Friday, March 31, 2023

A bright sunny day was forecast and so it proved, although the wind at Achnahaird was stronger than I'd bargained for. My first two wheatears of the year were round the back of the rabbity dunes.


A greenshank foraging in the seaweed at Old Dornie was another first for the year; it was chased off by a pair of curlews but returned after a swift aerial tour of the harbour. Driving on towards Altandhu I was surprised to see a bunch of barnacle geese walk out from behind a pine tree that hid part of a field, and managed to pull up in a handy passing place. 

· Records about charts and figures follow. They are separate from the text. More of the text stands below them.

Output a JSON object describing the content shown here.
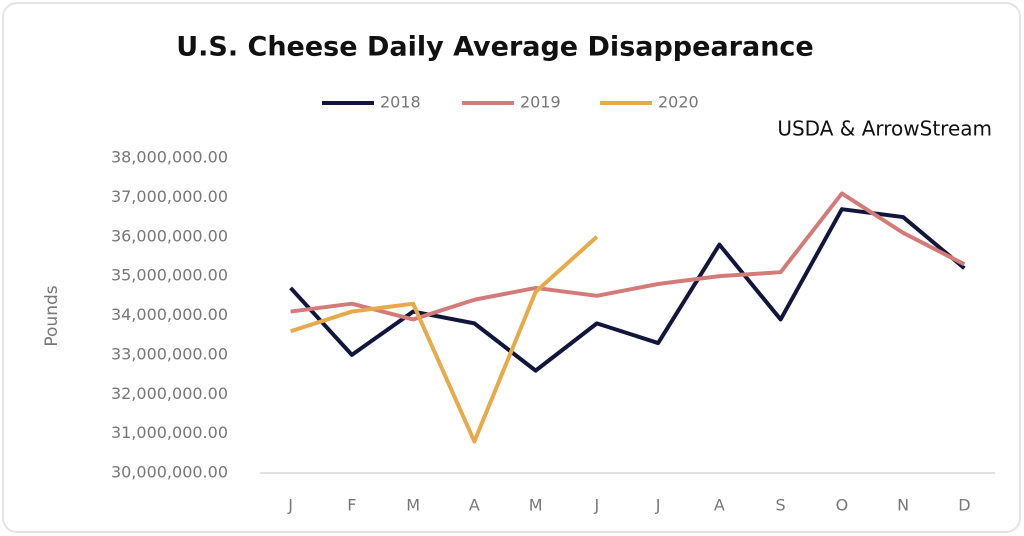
{
  "chart_data": {
    "type": "line",
    "title": "U.S. Cheese Daily Average Disappearance",
    "annotation": "USDA & ArrowStream",
    "ylabel": "Pounds",
    "categories": [
      "J",
      "F",
      "M",
      "A",
      "M",
      "J",
      "J",
      "A",
      "S",
      "O",
      "N",
      "D"
    ],
    "series": [
      {
        "name": "2018",
        "color": "#12163a",
        "values": [
          34700000,
          33000000,
          34100000,
          33800000,
          32600000,
          33800000,
          33300000,
          35800000,
          33900000,
          36700000,
          36500000,
          35200000
        ]
      },
      {
        "name": "2019",
        "color": "#d37b78",
        "values": [
          34100000,
          34300000,
          33900000,
          34400000,
          34700000,
          34500000,
          34800000,
          35000000,
          35100000,
          37100000,
          36100000,
          35300000
        ]
      },
      {
        "name": "2020",
        "color": "#e8a94a",
        "values": [
          33600000,
          34100000,
          34300000,
          30800000,
          34600000,
          36000000,
          null,
          null,
          null,
          null,
          null,
          null
        ]
      }
    ],
    "ylim": [
      30000000,
      38000000
    ],
    "yticks": [
      {
        "value": 30000000,
        "label": "30,000,000.00"
      },
      {
        "value": 31000000,
        "label": "31,000,000.00"
      },
      {
        "value": 32000000,
        "label": "32,000,000.00"
      },
      {
        "value": 33000000,
        "label": "33,000,000.00"
      },
      {
        "value": 34000000,
        "label": "34,000,000.00"
      },
      {
        "value": 35000000,
        "label": "35,000,000.00"
      },
      {
        "value": 36000000,
        "label": "36,000,000.00"
      },
      {
        "value": 37000000,
        "label": "37,000,000.00"
      },
      {
        "value": 38000000,
        "label": "38,000,000.00"
      }
    ],
    "grid": false,
    "legend": "top"
  }
}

The light was brilliant and for once I wasn't looking into the sun  - it was just a pity about the fence. After the turn-off to Reiff the road rises steeply and at the summit is a rough pull-in. I walked over to the cairn for a bit of extra exercise and as I turned to go back I caught a glimpse of two huge birds zooming round the back of the small hill opposite - just behind my car. They soon appeared again and I sat on a rock to hide myself a bit and snapped a few pictures off as they interacted in the windy sky. Unfortunately the wind was so strong that I had a job to hold the camera still, which meant it failed to focus most of the time; a great opportunity wasted.  I wonder if these are the same two I snapped over Ullapool yesterday.


On the 

On the drive out of the area I stopped at a spot where I've previously heard the chipper calls of snipe, and walked down through the tussocky grass to the loch-side. Sure enough, long before I reached the water, a snipe species rose with a loud flicking of wings and flew out over the loch, zig-zagging as it went. It turned so that it was flying parallel with the bank and plunged down a couple of hundred metres further along. I think it was a common snipe, but can't be sure. I want to have more sightings of snipe this spring as last year they were a bit thin on the ground - for me, anyway.

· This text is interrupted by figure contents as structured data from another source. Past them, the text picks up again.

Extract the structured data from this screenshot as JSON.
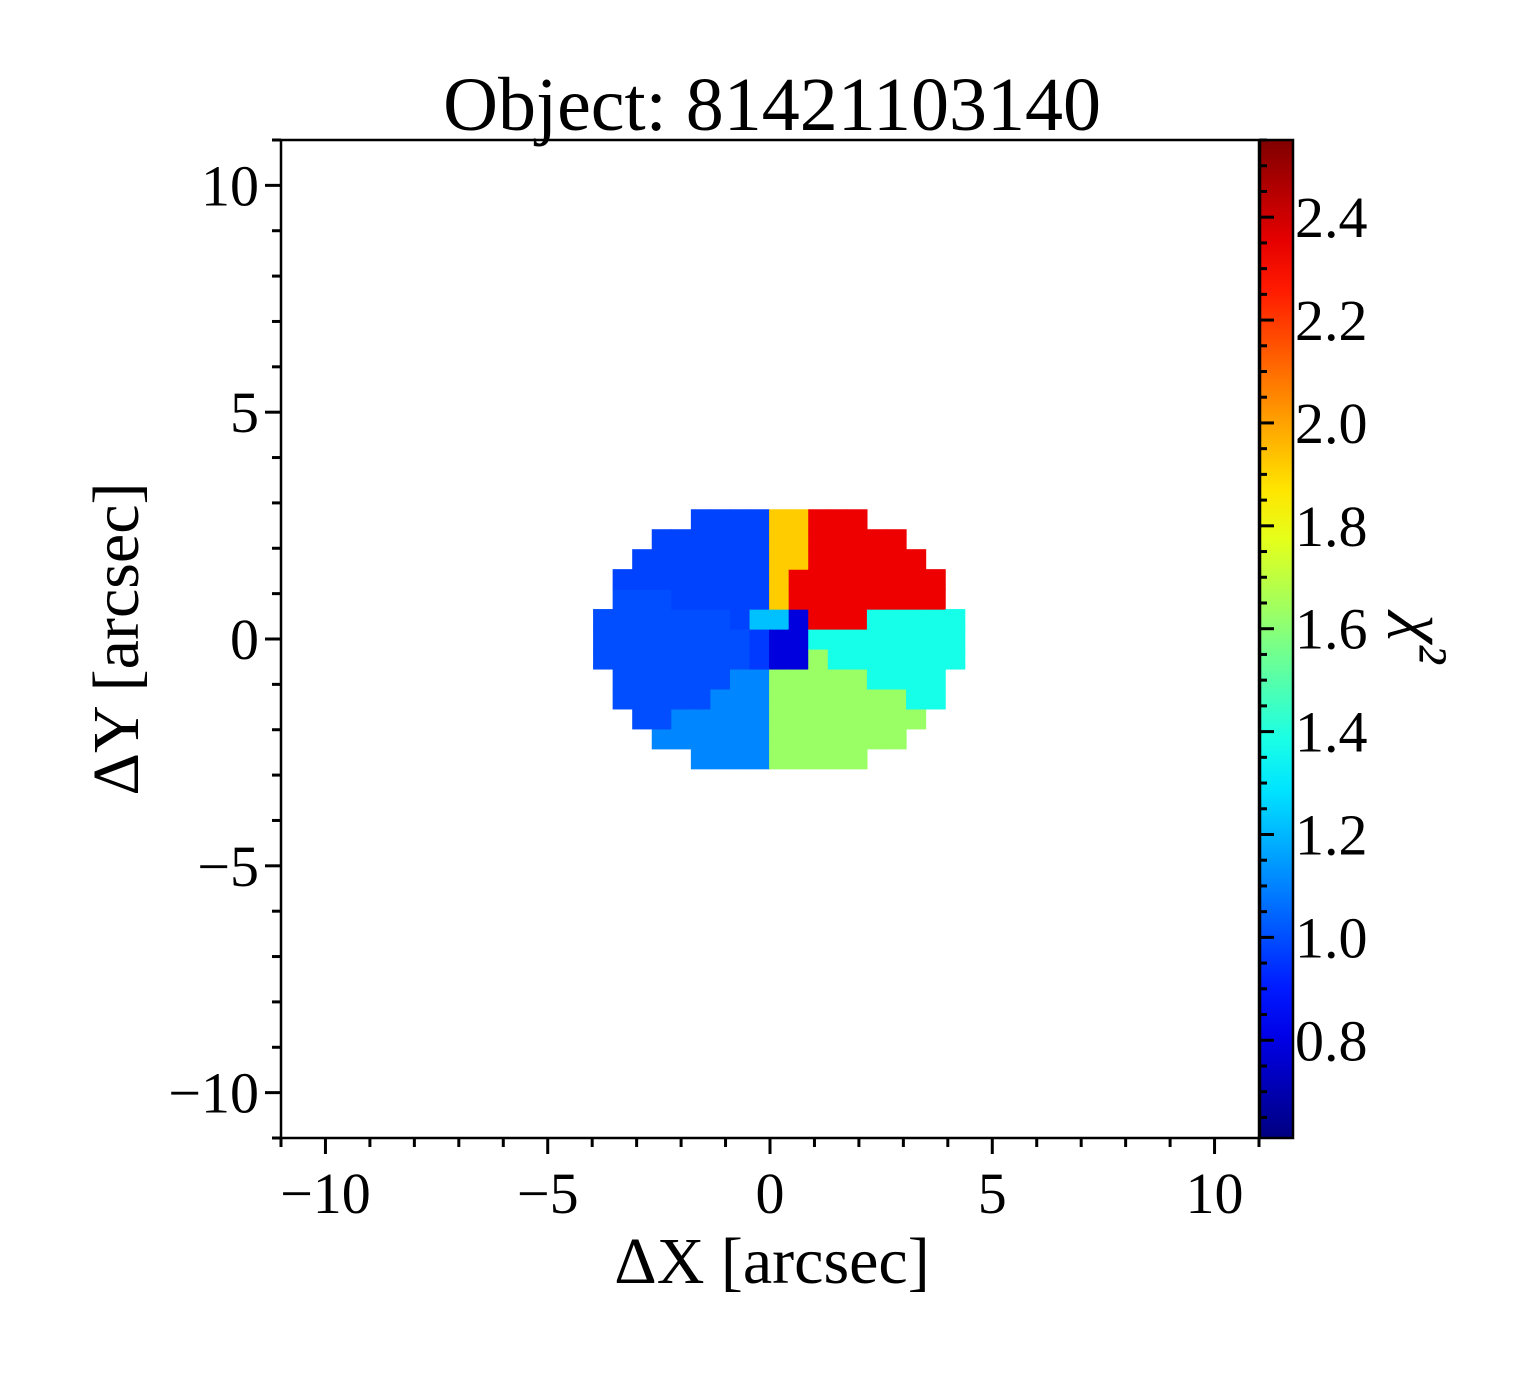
{
  "chart_data": {
    "type": "heatmap",
    "title": "Object: 81421103140",
    "xlabel": "ΔX [arcsec]",
    "ylabel": "ΔY [arcsec]",
    "colorbar_label": "χ²",
    "xlim": [
      -11,
      11
    ],
    "ylim": [
      -11,
      11
    ],
    "x_ticks": [
      -10,
      -5,
      0,
      5,
      10
    ],
    "x_tick_labels": [
      "−10",
      "−5",
      "0",
      "5",
      "10"
    ],
    "y_ticks": [
      -10,
      -5,
      0,
      5,
      10
    ],
    "y_tick_labels": [
      "−10",
      "−5",
      "0",
      "5",
      "10"
    ],
    "colorbar_range": [
      0.61,
      2.55
    ],
    "colorbar_ticks": [
      0.8,
      1.0,
      1.2,
      1.4,
      1.6,
      1.8,
      2.0,
      2.2,
      2.4
    ],
    "colorbar_tick_labels": [
      "0.8",
      "1.0",
      "1.2",
      "1.4",
      "1.6",
      "1.8",
      "2.0",
      "2.2",
      "2.4"
    ],
    "colormap": "jet",
    "grid": false,
    "pixel_size_arcsec": 0.44,
    "field": {
      "center": [
        0.2,
        0.0
      ],
      "radius_x": 4.1,
      "radius_y": 3.05
    },
    "center_bin": {
      "radius": 0.75,
      "values": [
        0.79,
        1.22,
        0.96,
        0.79
      ]
    },
    "sectors": [
      {
        "from_deg": -25,
        "to_deg": 13,
        "chi2": 1.38
      },
      {
        "from_deg": 13,
        "to_deg": 72,
        "chi2": 2.34
      },
      {
        "from_deg": 72,
        "to_deg": 98,
        "chi2": 1.92
      },
      {
        "from_deg": 98,
        "to_deg": 160,
        "chi2": 0.98
      },
      {
        "from_deg": 160,
        "to_deg": 218,
        "chi2": 1.0
      },
      {
        "from_deg": 218,
        "to_deg": 268,
        "chi2": 1.11
      },
      {
        "from_deg": 268,
        "to_deg": 335,
        "chi2": 1.63
      }
    ]
  }
}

Yesterday: Greger set off at midday to spend a few days in England. He'll be going to a Fully Charged event at ExCel London and also doing some recce-ing for future house-hunting. He'd rather go alone, as he knows that if I went with him we would just end up birdwatching and get nothing done! I can't get excited about moving. I don't want to stay but I don't to live anywhere else either. He wants to explore the continent a bit more and so it makes sense to live down there; as he points out, we are a long way away from everything. I suppose if everything you want is here, that doesn't matter; but even if that's the case for me, I still suffer from the cold. Yes, it's time.

I drove to Ardmair in the afternoon and then back to the village. No wheatears for me yet, but a chiffchaff surprised me singing near the children's playground in Morefield.

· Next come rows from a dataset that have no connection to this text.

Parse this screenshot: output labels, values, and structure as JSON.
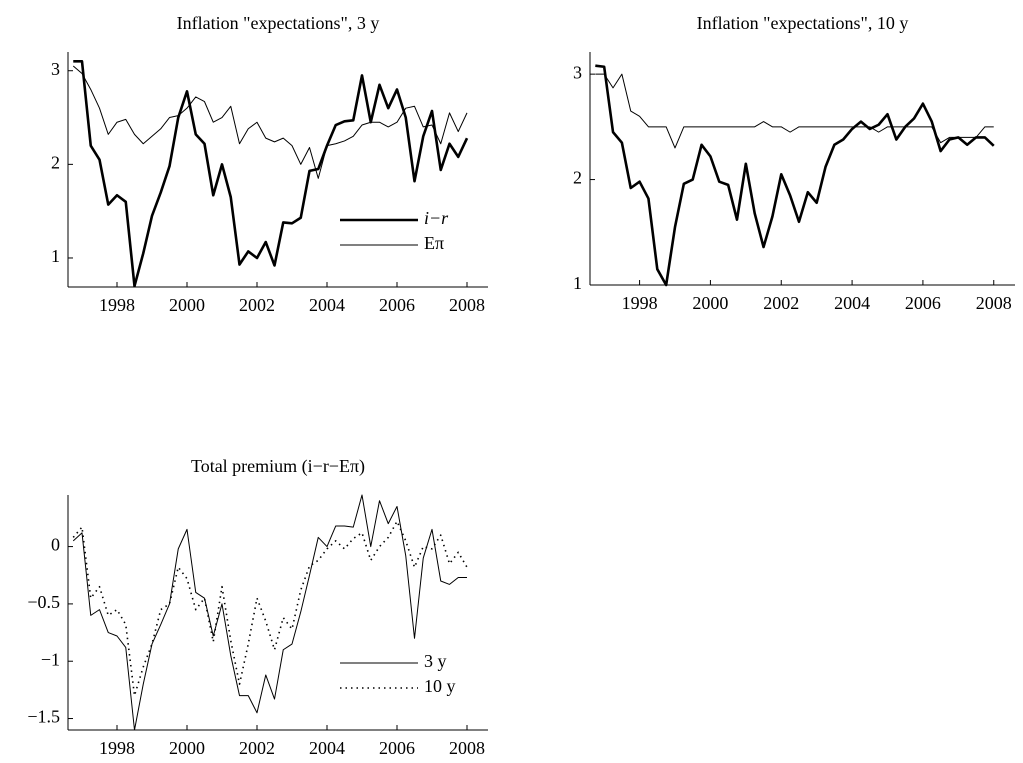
{
  "chart_data": [
    {
      "type": "line",
      "title": "Inflation \"expectations\", 3 y",
      "x": [
        1996.75,
        1997,
        1997.25,
        1997.5,
        1997.75,
        1998,
        1998.25,
        1998.5,
        1998.75,
        1999,
        1999.25,
        1999.5,
        1999.75,
        2000,
        2000.25,
        2000.5,
        2000.75,
        2001,
        2001.25,
        2001.5,
        2001.75,
        2002,
        2002.25,
        2002.5,
        2002.75,
        2003,
        2003.25,
        2003.5,
        2003.75,
        2004,
        2004.25,
        2004.5,
        2004.75,
        2005,
        2005.25,
        2005.5,
        2005.75,
        2006,
        2006.25,
        2006.5,
        2006.75,
        2007,
        2007.25,
        2007.5,
        2007.75,
        2008
      ],
      "series": [
        {
          "name": "i−r",
          "color": "#000000",
          "style": "thick",
          "values": [
            3.1,
            3.1,
            2.2,
            2.05,
            1.57,
            1.67,
            1.6,
            0.7,
            1.05,
            1.45,
            1.7,
            1.98,
            2.5,
            2.78,
            2.32,
            2.22,
            1.67,
            2.0,
            1.65,
            0.93,
            1.07,
            1.0,
            1.17,
            0.92,
            1.38,
            1.37,
            1.43,
            1.93,
            1.95,
            2.2,
            2.42,
            2.46,
            2.47,
            2.95,
            2.45,
            2.85,
            2.6,
            2.8,
            2.5,
            1.82,
            2.3,
            2.57,
            1.94,
            2.22,
            2.08,
            2.28
          ]
        },
        {
          "name": "Eπ",
          "color": "#000000",
          "style": "thin",
          "values": [
            3.05,
            2.97,
            2.8,
            2.6,
            2.32,
            2.45,
            2.48,
            2.32,
            2.22,
            2.3,
            2.38,
            2.5,
            2.52,
            2.6,
            2.72,
            2.67,
            2.45,
            2.5,
            2.62,
            2.22,
            2.38,
            2.45,
            2.28,
            2.24,
            2.28,
            2.2,
            2.0,
            2.18,
            1.85,
            2.2,
            2.22,
            2.25,
            2.3,
            2.42,
            2.45,
            2.45,
            2.4,
            2.45,
            2.6,
            2.62,
            2.4,
            2.42,
            2.22,
            2.55,
            2.35,
            2.55
          ]
        }
      ],
      "xlim": [
        1996.6,
        2008.6
      ],
      "xticks": [
        1998,
        2000,
        2002,
        2004,
        2006,
        2008
      ],
      "ylim": [
        0.69,
        3.2
      ],
      "yticks": [
        1,
        2,
        3
      ],
      "grid": false,
      "legend": "lower right"
    },
    {
      "type": "line",
      "title": "Inflation \"expectations\", 10 y",
      "x": [
        1996.75,
        1997,
        1997.25,
        1997.5,
        1997.75,
        1998,
        1998.25,
        1998.5,
        1998.75,
        1999,
        1999.25,
        1999.5,
        1999.75,
        2000,
        2000.25,
        2000.5,
        2000.75,
        2001,
        2001.25,
        2001.5,
        2001.75,
        2002,
        2002.25,
        2002.5,
        2002.75,
        2003,
        2003.25,
        2003.5,
        2003.75,
        2004,
        2004.25,
        2004.5,
        2004.75,
        2005,
        2005.25,
        2005.5,
        2005.75,
        2006,
        2006.25,
        2006.5,
        2006.75,
        2007,
        2007.25,
        2007.5,
        2007.75,
        2008
      ],
      "series": [
        {
          "color": "#000000",
          "style": "thick",
          "values": [
            3.08,
            3.07,
            2.45,
            2.35,
            1.92,
            1.98,
            1.82,
            1.15,
            1.0,
            1.55,
            1.96,
            2.0,
            2.33,
            2.22,
            1.98,
            1.95,
            1.62,
            2.15,
            1.68,
            1.36,
            1.65,
            2.05,
            1.85,
            1.6,
            1.88,
            1.78,
            2.12,
            2.33,
            2.38,
            2.48,
            2.55,
            2.48,
            2.52,
            2.62,
            2.38,
            2.5,
            2.58,
            2.72,
            2.55,
            2.27,
            2.38,
            2.4,
            2.33,
            2.4,
            2.4,
            2.32
          ]
        },
        {
          "color": "#000000",
          "style": "thin",
          "values": [
            3.0,
            3.0,
            2.87,
            3.0,
            2.65,
            2.6,
            2.5,
            2.5,
            2.5,
            2.3,
            2.5,
            2.5,
            2.5,
            2.5,
            2.5,
            2.5,
            2.5,
            2.5,
            2.5,
            2.55,
            2.5,
            2.5,
            2.45,
            2.5,
            2.5,
            2.5,
            2.5,
            2.5,
            2.5,
            2.5,
            2.5,
            2.5,
            2.45,
            2.5,
            2.5,
            2.5,
            2.5,
            2.5,
            2.5,
            2.35,
            2.4,
            2.4,
            2.4,
            2.4,
            2.5,
            2.5
          ]
        }
      ],
      "xlim": [
        1996.6,
        2008.6
      ],
      "xticks": [
        1998,
        2000,
        2002,
        2004,
        2006,
        2008
      ],
      "ylim": [
        1,
        3.21
      ],
      "yticks": [
        1,
        2,
        3
      ],
      "grid": false
    },
    {
      "type": "line",
      "title": "Total premium (i−r−Eπ)",
      "x": [
        1996.75,
        1997,
        1997.25,
        1997.5,
        1997.75,
        1998,
        1998.25,
        1998.5,
        1998.75,
        1999,
        1999.25,
        1999.5,
        1999.75,
        2000,
        2000.25,
        2000.5,
        2000.75,
        2001,
        2001.25,
        2001.5,
        2001.75,
        2002,
        2002.25,
        2002.5,
        2002.75,
        2003,
        2003.25,
        2003.5,
        2003.75,
        2004,
        2004.25,
        2004.5,
        2004.75,
        2005,
        2005.25,
        2005.5,
        2005.75,
        2006,
        2006.25,
        2006.5,
        2006.75,
        2007,
        2007.25,
        2007.5,
        2007.75,
        2008
      ],
      "series": [
        {
          "name": "3 y",
          "color": "#000000",
          "style": "thin",
          "values": [
            0.05,
            0.12,
            -0.6,
            -0.55,
            -0.75,
            -0.78,
            -0.88,
            -1.6,
            -1.2,
            -0.85,
            -0.68,
            -0.5,
            -0.02,
            0.15,
            -0.4,
            -0.45,
            -0.78,
            -0.5,
            -0.95,
            -1.3,
            -1.3,
            -1.45,
            -1.12,
            -1.33,
            -0.9,
            -0.85,
            -0.57,
            -0.25,
            0.08,
            0.0,
            0.18,
            0.18,
            0.17,
            0.45,
            0.0,
            0.4,
            0.2,
            0.35,
            -0.08,
            -0.8,
            -0.1,
            0.15,
            -0.3,
            -0.33,
            -0.27,
            -0.27
          ]
        },
        {
          "name": "10 y",
          "color": "#000000",
          "style": "dotted",
          "values": [
            0.08,
            0.17,
            -0.45,
            -0.35,
            -0.6,
            -0.55,
            -0.68,
            -1.3,
            -1.05,
            -0.85,
            -0.55,
            -0.5,
            -0.18,
            -0.28,
            -0.55,
            -0.45,
            -0.83,
            -0.35,
            -0.82,
            -1.2,
            -0.85,
            -0.45,
            -0.65,
            -0.9,
            -0.62,
            -0.72,
            -0.38,
            -0.17,
            -0.12,
            -0.02,
            0.05,
            -0.02,
            0.07,
            0.12,
            -0.12,
            0.0,
            0.08,
            0.22,
            0.05,
            -0.18,
            0.0,
            -0.02,
            0.1,
            -0.15,
            -0.05,
            -0.18
          ]
        }
      ],
      "xlim": [
        1996.6,
        2008.6
      ],
      "xticks": [
        1998,
        2000,
        2002,
        2004,
        2006,
        2008
      ],
      "ylim": [
        -1.6,
        0.45
      ],
      "yticks": [
        {
          "value": -1.5,
          "label": "−1.5"
        },
        {
          "value": -1,
          "label": "−1"
        },
        {
          "value": -0.5,
          "label": "−0.5"
        },
        0
      ],
      "grid": false,
      "legend": "lower right"
    }
  ]
}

It was wary and sang an odd song - one regular "chiff-chaff" followed by a short string of indistinct, muttered notes. My first summer returner, although not necessarily a true overseas migrant like the wheatear. For all I know, it spent the winter in the Roundmoor Ditch on the edge of Dorney Common, flitting and hopping between the counties of Buckinghamshire and Berkshire.

A white-winged gull was in the river mouth - but I bet it's just that pesky viking again. Looks slightly different, maybe - it appeared larger than the herring gulls, for instance; but I don't think the bill is long enough for a glaucous.


 Two white-tailed sea eagles flew over the village heading east.